Tempos muito difíceis


A longevidade de nossa civilização na Terra já foi estudada com cuidado há décadas. O resultado da pesquisa pode nos dar uma idéia de quanto tempo podemos esperar existir como espécie no Planeta.

Considere uma folha de papel comum, com cerca de 0,1 milímetro de espessura. Corte-a em dois pedaços iguais e coloque-os um sobre o outro. Repita o procedimento, cortando novamente e empilhando os quatro pedaços. Mais uma vez e teremos oito pedaços que formam uma pilha com menos de 1 milímetro de altura. Imagine que você possa continuar assim até completar um total de 100 cortes. Qual você supõe ser a altura da pilha ao final dessa operação imaginária? A resposta é: dez bilhões de anos-luz, o equivalente a cerca de 70% da distância que nos separa do limite do Universo observável.

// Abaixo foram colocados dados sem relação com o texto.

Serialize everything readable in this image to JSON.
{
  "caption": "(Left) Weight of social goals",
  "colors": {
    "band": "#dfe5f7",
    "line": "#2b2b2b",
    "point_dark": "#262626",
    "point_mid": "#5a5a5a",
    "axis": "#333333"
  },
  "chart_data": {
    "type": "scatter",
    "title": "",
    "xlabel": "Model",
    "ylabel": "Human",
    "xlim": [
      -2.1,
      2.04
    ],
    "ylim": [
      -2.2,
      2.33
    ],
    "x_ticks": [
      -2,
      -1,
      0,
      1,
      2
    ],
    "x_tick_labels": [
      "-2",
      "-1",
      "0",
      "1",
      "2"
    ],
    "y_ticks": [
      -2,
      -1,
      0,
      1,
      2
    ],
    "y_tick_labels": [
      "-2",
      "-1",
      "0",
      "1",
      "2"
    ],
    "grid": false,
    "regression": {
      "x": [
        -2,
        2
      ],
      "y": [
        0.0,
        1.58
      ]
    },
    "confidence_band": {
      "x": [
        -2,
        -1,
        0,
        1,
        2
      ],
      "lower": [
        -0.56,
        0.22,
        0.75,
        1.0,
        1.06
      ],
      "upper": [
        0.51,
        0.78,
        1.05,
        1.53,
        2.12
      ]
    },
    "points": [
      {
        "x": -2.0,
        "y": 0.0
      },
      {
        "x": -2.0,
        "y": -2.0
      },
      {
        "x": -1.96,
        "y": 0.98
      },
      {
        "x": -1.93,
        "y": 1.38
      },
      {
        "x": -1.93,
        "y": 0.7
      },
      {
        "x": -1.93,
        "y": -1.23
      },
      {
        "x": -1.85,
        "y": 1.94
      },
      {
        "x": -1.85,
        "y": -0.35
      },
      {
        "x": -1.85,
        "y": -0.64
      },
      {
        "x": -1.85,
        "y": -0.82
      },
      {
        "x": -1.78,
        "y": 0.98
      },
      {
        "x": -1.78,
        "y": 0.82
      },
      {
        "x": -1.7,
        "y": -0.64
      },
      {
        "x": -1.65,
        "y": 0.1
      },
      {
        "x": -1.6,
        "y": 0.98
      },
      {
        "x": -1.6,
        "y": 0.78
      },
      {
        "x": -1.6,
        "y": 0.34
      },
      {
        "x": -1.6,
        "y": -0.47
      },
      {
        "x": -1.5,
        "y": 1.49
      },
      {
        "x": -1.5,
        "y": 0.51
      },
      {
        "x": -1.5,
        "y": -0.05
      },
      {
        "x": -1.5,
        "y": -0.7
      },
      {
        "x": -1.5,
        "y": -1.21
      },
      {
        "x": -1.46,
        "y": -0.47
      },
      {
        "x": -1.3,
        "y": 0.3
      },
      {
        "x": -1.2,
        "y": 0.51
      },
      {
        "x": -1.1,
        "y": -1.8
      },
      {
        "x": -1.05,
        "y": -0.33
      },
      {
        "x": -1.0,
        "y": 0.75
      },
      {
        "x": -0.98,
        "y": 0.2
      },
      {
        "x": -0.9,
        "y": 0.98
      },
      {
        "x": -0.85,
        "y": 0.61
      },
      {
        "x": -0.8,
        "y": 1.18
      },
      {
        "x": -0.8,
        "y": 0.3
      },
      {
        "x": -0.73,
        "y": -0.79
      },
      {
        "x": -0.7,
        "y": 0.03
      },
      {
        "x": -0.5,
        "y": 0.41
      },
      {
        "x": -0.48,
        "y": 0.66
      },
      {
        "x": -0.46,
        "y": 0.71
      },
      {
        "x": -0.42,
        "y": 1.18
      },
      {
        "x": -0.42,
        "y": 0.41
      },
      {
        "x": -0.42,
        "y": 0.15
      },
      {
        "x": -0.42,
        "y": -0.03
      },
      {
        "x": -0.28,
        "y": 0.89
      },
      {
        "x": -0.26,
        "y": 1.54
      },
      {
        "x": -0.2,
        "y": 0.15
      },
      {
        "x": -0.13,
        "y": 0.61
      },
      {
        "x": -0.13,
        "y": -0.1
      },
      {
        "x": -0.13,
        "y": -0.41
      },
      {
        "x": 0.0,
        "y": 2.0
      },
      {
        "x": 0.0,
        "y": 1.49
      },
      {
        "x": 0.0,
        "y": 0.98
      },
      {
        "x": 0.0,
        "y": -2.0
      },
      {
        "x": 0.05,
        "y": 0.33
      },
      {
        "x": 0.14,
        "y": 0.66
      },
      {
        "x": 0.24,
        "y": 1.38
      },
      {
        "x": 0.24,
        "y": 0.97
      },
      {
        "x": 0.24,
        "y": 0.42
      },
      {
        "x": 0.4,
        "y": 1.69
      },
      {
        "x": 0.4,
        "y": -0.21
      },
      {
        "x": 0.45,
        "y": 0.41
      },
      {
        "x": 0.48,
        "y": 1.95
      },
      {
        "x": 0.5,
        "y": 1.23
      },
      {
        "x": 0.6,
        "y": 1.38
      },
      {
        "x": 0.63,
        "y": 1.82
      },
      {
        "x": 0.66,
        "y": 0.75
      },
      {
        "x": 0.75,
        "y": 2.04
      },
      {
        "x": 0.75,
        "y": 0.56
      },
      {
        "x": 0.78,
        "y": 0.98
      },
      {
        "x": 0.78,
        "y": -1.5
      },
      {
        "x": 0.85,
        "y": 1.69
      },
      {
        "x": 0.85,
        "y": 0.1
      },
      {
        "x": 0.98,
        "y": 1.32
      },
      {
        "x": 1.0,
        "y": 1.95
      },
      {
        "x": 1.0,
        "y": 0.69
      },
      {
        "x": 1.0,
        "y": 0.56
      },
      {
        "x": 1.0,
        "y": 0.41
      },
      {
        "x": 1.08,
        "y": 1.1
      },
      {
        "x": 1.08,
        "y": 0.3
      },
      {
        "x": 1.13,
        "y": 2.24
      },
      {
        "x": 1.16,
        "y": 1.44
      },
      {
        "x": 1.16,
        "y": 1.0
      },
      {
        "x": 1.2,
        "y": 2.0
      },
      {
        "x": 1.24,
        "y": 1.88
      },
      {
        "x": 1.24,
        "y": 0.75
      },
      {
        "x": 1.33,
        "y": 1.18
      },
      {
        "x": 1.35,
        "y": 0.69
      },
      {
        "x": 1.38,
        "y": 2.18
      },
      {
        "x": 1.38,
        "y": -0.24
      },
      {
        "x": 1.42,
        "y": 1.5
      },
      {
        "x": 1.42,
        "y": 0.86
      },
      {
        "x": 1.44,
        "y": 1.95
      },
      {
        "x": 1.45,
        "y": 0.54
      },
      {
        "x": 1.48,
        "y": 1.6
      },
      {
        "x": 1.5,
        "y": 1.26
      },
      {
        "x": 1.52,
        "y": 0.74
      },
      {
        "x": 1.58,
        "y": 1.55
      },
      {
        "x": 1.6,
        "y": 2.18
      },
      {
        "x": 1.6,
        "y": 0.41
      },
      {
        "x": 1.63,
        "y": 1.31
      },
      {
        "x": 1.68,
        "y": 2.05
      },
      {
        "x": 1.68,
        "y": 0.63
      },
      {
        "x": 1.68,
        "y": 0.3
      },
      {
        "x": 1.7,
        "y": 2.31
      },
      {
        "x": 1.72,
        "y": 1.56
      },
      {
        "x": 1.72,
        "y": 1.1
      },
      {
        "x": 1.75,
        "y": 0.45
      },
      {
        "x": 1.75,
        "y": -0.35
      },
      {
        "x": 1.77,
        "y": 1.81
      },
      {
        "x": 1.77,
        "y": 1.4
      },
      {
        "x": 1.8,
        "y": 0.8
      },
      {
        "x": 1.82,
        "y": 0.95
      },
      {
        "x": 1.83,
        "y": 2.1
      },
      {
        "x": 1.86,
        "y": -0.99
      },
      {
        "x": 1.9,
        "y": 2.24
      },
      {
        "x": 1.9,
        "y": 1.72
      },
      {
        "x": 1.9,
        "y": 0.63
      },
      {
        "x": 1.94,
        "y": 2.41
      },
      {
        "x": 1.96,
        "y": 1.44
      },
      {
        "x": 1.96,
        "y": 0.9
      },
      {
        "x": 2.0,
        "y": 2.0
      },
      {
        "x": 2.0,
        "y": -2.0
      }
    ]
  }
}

Quando se dobra um valor a cada passo temos um exemplo de progressão geométrica, que de início cresce devagar, mas subitamente parece explodir com um aumento descomunal. Um outro exemplo de crescimento geométrico é o da população mundial, que aumentando 2% ao ano, dobra a cada 35 anos.

Ao estimar um limite para o número de pessoas na Terra temos que aceitar o fato incontestável de que somos feitos de matéria e que esta é subtraída do planeta para a construção de nossos corpos. Somos formados principalmente de água, e, portanto, ela é retirada cada vez mais da crosta terrestre com o aumento da população. Por mais absurdo que possa parecer, o crescimento populacional atual faria transformar toda a água dos oceanos em pessoas em apenas 1200 anos, sem restar uma única gota para beber, tomar banho ou pescar.

Na mesma taxa de crescimento, em 1600 anos o peso da humanidade seria igual ao da Terra, e em 2300 anos, igual ao do Sistema Solar. Se nos abstraíssemos da conservação da matéria, imaginando que fosse possível construir corpos a partir do nada, em 5300 anos seríamos uma grande esfera de pessoas amontoadas, com um diâmetro de 300 anos-luz, se expandindo com a velocidade da luz.

É tolo quem pensa que nosso irresponsável modo de vida pode continuar por muito mais tempo. Seus tristes resultados já começam a dar sinais em todas as partes do mundo, na forma de uma perda acentuada da qualidade de vida, da destruição rápida do meio ambiente, da miséria total, da fome, da desvalorização do ser humano, do suicídio, das drogas, do ódio, da violência e da insensibilidade. Muitos dos responsáveis pela perpetuação do atual sistema conhecem o problema, mas procedem como se ele não existisse, para garantir o seu lucro.

Não podemos mais permitir que os lobos em pele de cordeiro continuem a sua depredação tão aplaudida. Eles ganham com a morte, devastam sem escrúpulos, iludem convincentemente, nos fazem acreditar que o ruim é bom e que o errado é certo, desprezam o verdadeiro valor do ser humano e controlam o que devemos saber. Querem cada vez mais, sem limites, às custas da miséria de muitos. Eles estão por toda parte, insensíveis aos problemas da maioria silenciosa que colhe os amargos frutos de sua insensatez. Fazem tudo apenas em benefício deles mesmos, enquanto o legado de seu egoísmo será a devastação total.

Há muito que ultrapassamos o limite. Precisamos resgatar o bom senso perdido e começar a pensar maior, para além de nosso tempo de vida. As futuras gerações não nos perdoarão por termos transformado em um inferno insuportável um planeta que ainda pode ser um verdadeiro paraíso e que é único no Sistema Solar.